‘NGOs can’t become privatised arms of government’
In a keynote address to the annual conference of the Irish Charities Tax Reform, the representative body for Irish charities, he said that while NGOs will see themselves as a more efficient deliverer of social programmes, governments may look on them as a cheaper way to deliver government-funded programmes.
“NGOs can unwittingly become simply the privatised arm of government; with governments outsourcing certain services through them,” he said.
He said the distinctions can be even more blurred when NGOs and charities draw most of their funding from government.
“Charities which are flavour-of-the-month will most likely attract more money from the business sector than some which may really need funding. The perennially valid warning about no free lunches should keep charities attentive to safeguarding their real mission when interacting with business. When governments are the sole supporters of any charity, then governments will inevitably want to manage them and the real sense of civil society will be undermined.”

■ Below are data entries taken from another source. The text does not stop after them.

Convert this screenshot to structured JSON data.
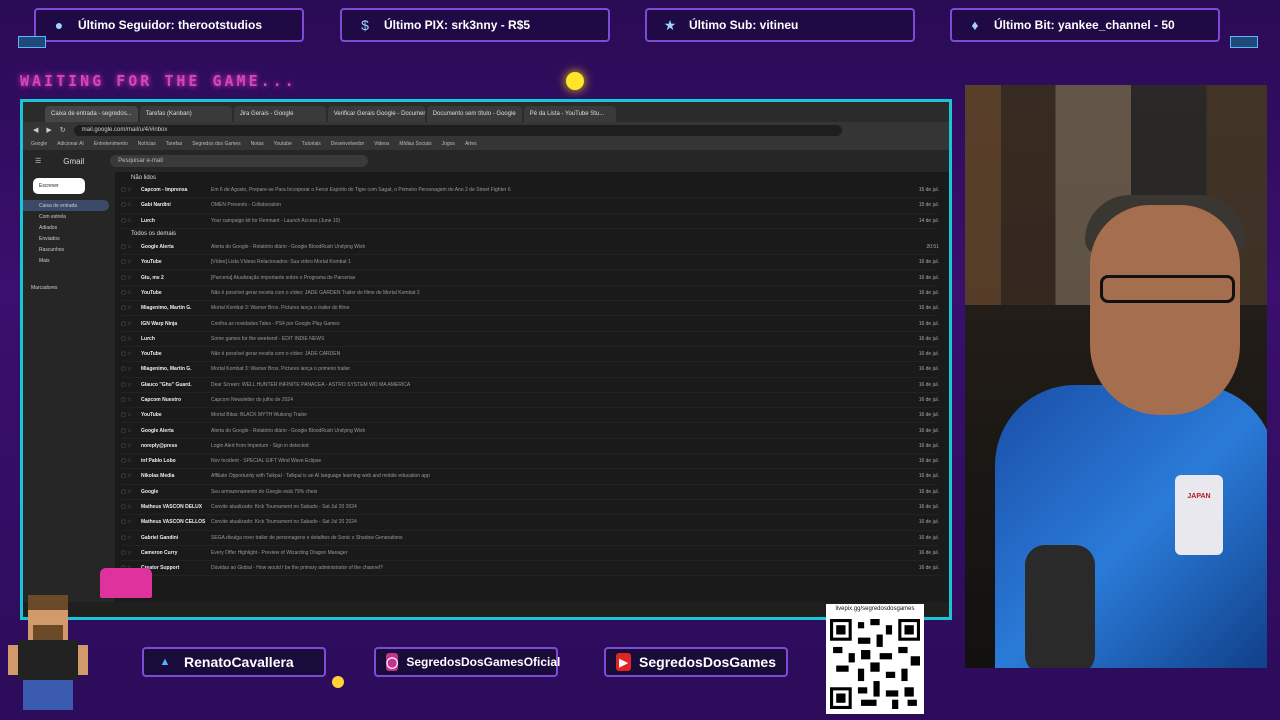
{
  "overlay": {
    "alerts": [
      {
        "icon": "user-icon",
        "text": "Último Seguidor: therootstudios"
      },
      {
        "icon": "dollar-icon",
        "text": "Último PIX: srk3nny - R$5"
      },
      {
        "icon": "star-icon",
        "text": "Último Sub: vitineu"
      },
      {
        "icon": "diamond-icon",
        "text": "Último Bit: yankee_channel - 50"
      }
    ],
    "status": "WAITING FOR THE GAME...",
    "socials": [
      {
        "icon": "twitter-icon",
        "text": "RenatoCavallera"
      },
      {
        "icon": "instagram-icon",
        "text": "SegredosDosGamesOficial"
      },
      {
        "icon": "youtube-icon",
        "text": "SegredosDosGames"
      }
    ],
    "qr_url": "livepix.gg/segredosdosgames",
    "webcam_shirt_text": "JAPAN"
  },
  "browser": {
    "tabs": [
      "Caixa de entrada - segredos...",
      "Tarefas (Kanban)",
      "Jira Gerais - Google",
      "Verificar Gerais Google - Documen...",
      "Documento sem título - Google",
      "Pé da Lista - YouTube Stu..."
    ],
    "url": "mail.google.com/mail/u/4/#inbox",
    "bookmarks": [
      "Google",
      "Adicionar AI",
      "Entretenimento",
      "Notícias",
      "Tarefas",
      "Segredos dos Games",
      "Notas",
      "Youtube",
      "Tutoriais",
      "Desenvolvedor",
      "Videos",
      "Mídias Sociais",
      "Jogos",
      "Artes"
    ],
    "gmail": {
      "logo": "Gmail",
      "search_placeholder": "Pesquisar e-mail",
      "compose": "Escrever",
      "sidebar": [
        "Caixa de entrada",
        "Com estrela",
        "Adiados",
        "Enviados",
        "Rascunhos",
        "Mais",
        "Marcadores"
      ],
      "section_unread": "Não lidos",
      "section_all": "Todos os demais",
      "rows": [
        {
          "from": "Capcom - Imprensa",
          "subject": "Em 6 de Agosto, Prepare-se Para Incorporar o Feroz Espírito do Tigre com Sagat, o Primeiro Personagem do Ano 2 de Street Fighter 6",
          "date": "15 de jul."
        },
        {
          "from": "Gabi Nardini",
          "subject": "OMEN Presents - Collaboration",
          "date": "15 de jul."
        },
        {
          "from": "Lurch",
          "subject": "Your campaign kit for Remnant - Launch Access (June 10)",
          "date": "14 de jul."
        },
        {
          "from": "Google Alerta",
          "subject": "Alerta do Google - Relatório diário - Google BloodRush Undying Wish",
          "date": "20:51"
        },
        {
          "from": "YouTube",
          "subject": "[Vídeo] Lista Vídeos Relacionados: Sua vídeo Mortal Kombat 1",
          "date": "16 de jul."
        },
        {
          "from": "Gtu, me 2",
          "subject": "[Parceria] Atualização importante sobre o Programa de Parcerias",
          "date": "16 de jul."
        },
        {
          "from": "YouTube",
          "subject": "Não é possível gerar receita com o vídeo: JADE GARDEN Trailer do filme de Mortal Kombat 2",
          "date": "16 de jul."
        },
        {
          "from": "Miagenimo, Martin G.",
          "subject": "Mortal Kombat 3: Warner Bros. Pictures lança o trailer do filme",
          "date": "16 de jul."
        },
        {
          "from": "IGN Warp Ninja",
          "subject": "Confira as novidades Tales - PS4 por Google Play Games",
          "date": "16 de jul."
        },
        {
          "from": "Lurch",
          "subject": "Some games for the weekend - EDIT INDIE NEWS",
          "date": "16 de jul."
        },
        {
          "from": "YouTube",
          "subject": "Não é possível gerar receita com o vídeo: JADE CARDEN",
          "date": "16 de jul."
        },
        {
          "from": "Miagenimo, Martin G.",
          "subject": "Mortal Kombat 3: Warner Bros. Pictures lança o primeiro trailer",
          "date": "16 de jul."
        },
        {
          "from": "Glauco \"Ghu\" Guard.",
          "subject": "Dear Screen: WELL HUNTER INFINITE PANACEA - ASTRO SYSTEM WO MA AMERICA",
          "date": "16 de jul."
        },
        {
          "from": "Capcom Nuestro",
          "subject": "Capcom Newsletter do julho de 2024",
          "date": "16 de jul."
        },
        {
          "from": "YouTube",
          "subject": "Mortal Bitas: BLACK MYTH Wukong Trailer",
          "date": "16 de jul."
        },
        {
          "from": "Google Alerta",
          "subject": "Alerta do Google - Relatório diário - Google BloodRush Undying Wish",
          "date": "16 de jul."
        },
        {
          "from": "noreply@press",
          "subject": "Login Alert from Imperium - Sign in detected",
          "date": "16 de jul."
        },
        {
          "from": "inf Pablo Lobo",
          "subject": "Nov Incident - SPECIAL GIFT Wind Wave Eclipse",
          "date": "16 de jul."
        },
        {
          "from": "Nikolas Media",
          "subject": "Affiliate Opportunity with Talkpal - Talkpal is an AI language learning web and mobile education app",
          "date": "16 de jul."
        },
        {
          "from": "Google",
          "subject": "Seu armazenamento do Google está 79% cheio",
          "date": "16 de jul."
        },
        {
          "from": "Matheus VASCON DELUX",
          "subject": "Convite atualizado: Kick Tournament no Sabado - Sat Jul 20 2024",
          "date": "16 de jul."
        },
        {
          "from": "Matheus VASCON CELLOS",
          "subject": "Convite atualizado: Kick Tournament no Sabado - Sat Jul 20 2024",
          "date": "16 de jul."
        },
        {
          "from": "Gabriel Gandini",
          "subject": "SEGA divulga novo trailer de personagens e detalhes de Sonic x Shadow Generations",
          "date": "16 de jul."
        },
        {
          "from": "Cameron Curry",
          "subject": "Every Offer Highlight - Preview of Wizarding Dragon Manager",
          "date": "16 de jul."
        },
        {
          "from": "Creator Support",
          "subject": "Dúvidas ao Global - How would I be the primary administrator of the channel?",
          "date": "16 de jul."
        }
      ]
    }
  }
}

He said many charities are de facto non-profit businesses that deliver a social good.
“Many charitable bodies find being a not-for-profit limited company is the most appropriate legal framework within which to fulfil civil legal requirements.
“You know well that when it comes to looking for a new director of a charity, the process of selection is very much the same process of open competition as for any job, looking at the business competence of the person, and not only at his or her religious motivation and personal commitment and idealism.
“Read the job offers in The Economist any week and you will see that the non-governmental sector offers some of the highest salaries. CEOs and directors of charities, however, carry huge responsibilities in the areas of financial management, human and employment relations commensurate with leaders in large businesses. Can charities become more like business and still maintain their identity? How do charities avoid cross-contamination?”
He said the welcome for the Charities Regulatory Authority was not just a PR exercise by charities but reflected a desire for a clear regulatory framework to foster transparency and ensure public confidence.
“I believe that this welcome by the charities sector signals a reaction not just of wanting to touch up the image of charities following recent negative criticisms and scandals. The fact that charities and civil society or indeed religious bodies are separate from government does not mean that they are exempt from control and reporting of their expenditure.”
He said the attitude of some clerics to the scandals of child sex abuse shocked him. “I was stunned to encounter what I came to call the ‘baking the cake culture’ — ‘I only put in the sugar and he only put in the flour, but neither of us have any responsibility for the cake because we were not there when it was put into the oven’. We are all responsible for the foreseeable consequences for our actions and for our omissions.”